Abstract

We evaluated neuropsychological function, magnetic resonance (MR) images and cerebral blood flow (CBF) in patients with unruptured asymptomatic cerebral aneurysms. Among consecutive operations (n=73) on 70 patients since 2000, direct surgery was performed in 53 operations on 50 patients, and intravascular surgery was performed in 20 operations on 20 patients. Surgical results of direct surgery were studied. Direct surgery was selected mainly for patients with small and anterior circulation aneurysms.
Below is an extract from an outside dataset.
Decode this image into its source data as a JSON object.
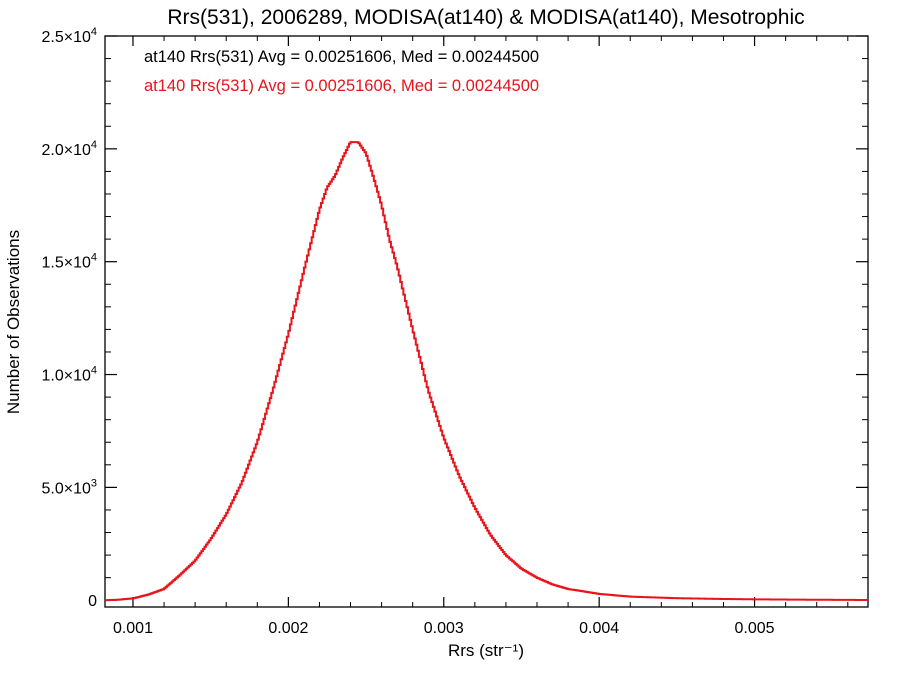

MR imaging was conducted 1 week after surgery, and Wechsler Adult Intelligence Scale-Revised (WAIS-R) examination and CBF measurement using 133Xe-SPECT were done before and 1 month after surgery. Abnormal neurological findings were recognized postoperatively in 26% of surgeries. Among them, visual disturbance was permanent in 4% of surgeries, all of which were surgeries for paraclinoid internal carotid artery aneurysms. WAIS-R results deteriorated in 26% of surgeries at 1 month and at least in 5% of surgeries at 1 year after surgery. MR images at 1 week after surgery revealed brain damage in 30% of surgeries and subdural fluid collection in 19% of surgeries. Patients with large brain damage or thick subdural fluid collection frequently showed neurological deficits and/or WAIS-R deterioration. These complications were recognized frequently in patients with ACoA aneurysms. Resting CBF decreased significantly in the area supplied by the anterior cerebral artery and anterior border zone on the operated side postoperatively. The brain damage and subdural fluid collection were observed frequently and caused neurological deficits and neuropsychological dysfunction, although these were usually transient. It may be necessary to evaluate neuropsychological function, MRI and CBF in patients with unruptured asymptomatic cerebral aneurysms to improve surgical results.